Asif A, Toral C, Diego J, Miller J, Roth D

机构信息

University of Miami School of Medicine, Division of Nephrology and Hypertension and Division of Transplantation, Miami, FL FL 33136, USA.

出版信息

Am J Kidney Dis. 2000 Mar;35(3):E10. doi: 10.1016/s0272-6386(00)70222-8.

Abstract

A cadaveric kidney transplant recipient, with no history of a connective tissue disease, was admitted with malaise, arthralgias, diplopia, mild headache, and a painful left eye.

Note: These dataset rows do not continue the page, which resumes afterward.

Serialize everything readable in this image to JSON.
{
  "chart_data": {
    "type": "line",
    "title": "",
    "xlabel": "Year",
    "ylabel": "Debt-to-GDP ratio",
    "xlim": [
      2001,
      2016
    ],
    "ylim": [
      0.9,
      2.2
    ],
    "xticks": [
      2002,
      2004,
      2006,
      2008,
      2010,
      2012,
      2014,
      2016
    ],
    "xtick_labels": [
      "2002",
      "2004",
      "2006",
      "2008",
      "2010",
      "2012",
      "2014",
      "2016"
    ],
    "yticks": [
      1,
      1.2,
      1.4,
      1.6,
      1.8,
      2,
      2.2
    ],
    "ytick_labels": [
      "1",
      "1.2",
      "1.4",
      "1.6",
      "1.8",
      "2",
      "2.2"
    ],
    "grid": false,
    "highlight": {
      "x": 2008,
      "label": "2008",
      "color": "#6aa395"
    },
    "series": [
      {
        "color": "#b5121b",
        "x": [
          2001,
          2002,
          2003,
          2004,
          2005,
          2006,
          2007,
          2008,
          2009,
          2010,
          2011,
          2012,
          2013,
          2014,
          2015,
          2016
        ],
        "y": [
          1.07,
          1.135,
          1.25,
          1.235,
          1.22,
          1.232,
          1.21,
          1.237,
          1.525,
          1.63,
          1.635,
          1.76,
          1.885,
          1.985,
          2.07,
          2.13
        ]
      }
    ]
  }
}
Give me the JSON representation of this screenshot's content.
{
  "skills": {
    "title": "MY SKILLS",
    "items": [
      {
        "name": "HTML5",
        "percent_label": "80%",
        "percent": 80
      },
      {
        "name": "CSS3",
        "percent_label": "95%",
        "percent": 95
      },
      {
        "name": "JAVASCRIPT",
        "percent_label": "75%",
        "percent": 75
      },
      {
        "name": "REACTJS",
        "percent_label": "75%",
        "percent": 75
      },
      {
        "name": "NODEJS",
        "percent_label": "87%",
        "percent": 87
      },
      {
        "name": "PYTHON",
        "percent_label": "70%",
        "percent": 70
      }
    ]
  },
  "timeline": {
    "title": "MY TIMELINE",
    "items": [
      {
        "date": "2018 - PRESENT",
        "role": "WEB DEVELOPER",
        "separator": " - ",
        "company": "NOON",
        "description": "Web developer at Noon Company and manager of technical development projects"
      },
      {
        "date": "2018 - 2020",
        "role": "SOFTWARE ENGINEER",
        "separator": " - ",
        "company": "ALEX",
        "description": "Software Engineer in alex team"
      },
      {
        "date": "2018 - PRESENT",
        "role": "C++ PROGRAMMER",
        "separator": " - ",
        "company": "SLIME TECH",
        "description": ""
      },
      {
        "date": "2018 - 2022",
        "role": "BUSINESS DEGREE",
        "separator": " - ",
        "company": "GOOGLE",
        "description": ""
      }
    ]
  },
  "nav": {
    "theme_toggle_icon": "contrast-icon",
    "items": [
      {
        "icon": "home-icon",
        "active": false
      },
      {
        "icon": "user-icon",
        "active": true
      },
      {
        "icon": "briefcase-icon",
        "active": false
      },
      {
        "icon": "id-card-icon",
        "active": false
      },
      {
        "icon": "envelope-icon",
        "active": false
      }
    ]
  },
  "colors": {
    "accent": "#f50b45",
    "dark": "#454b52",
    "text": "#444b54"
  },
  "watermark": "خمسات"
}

The patient was on maintenance immunosuppression for 14 years with cyclosporine and methylprednisolone. Initial laboratory data indicated an elevated serum creatinine from baseline, 2+ proteinuria, and 50 to 100 red blood cells (RBCs)/high-power field (HPF) in the urine. Renal biopsy was consistent with necrotizing vasculitis involving glomerular capillaries, with crescent formation and an absence of immune complexes. Perinuclear antineutrophil cytoplasmic autoantibodies (P-ANCA) and anti-myeloperoxidase (MPO) were found to be elevated. To the best of our knowledge, this is the first reported case of an ANCA-associated small vessel vasculitis (SVV) developing in a renal transplant recipient without history of connective tissue disease.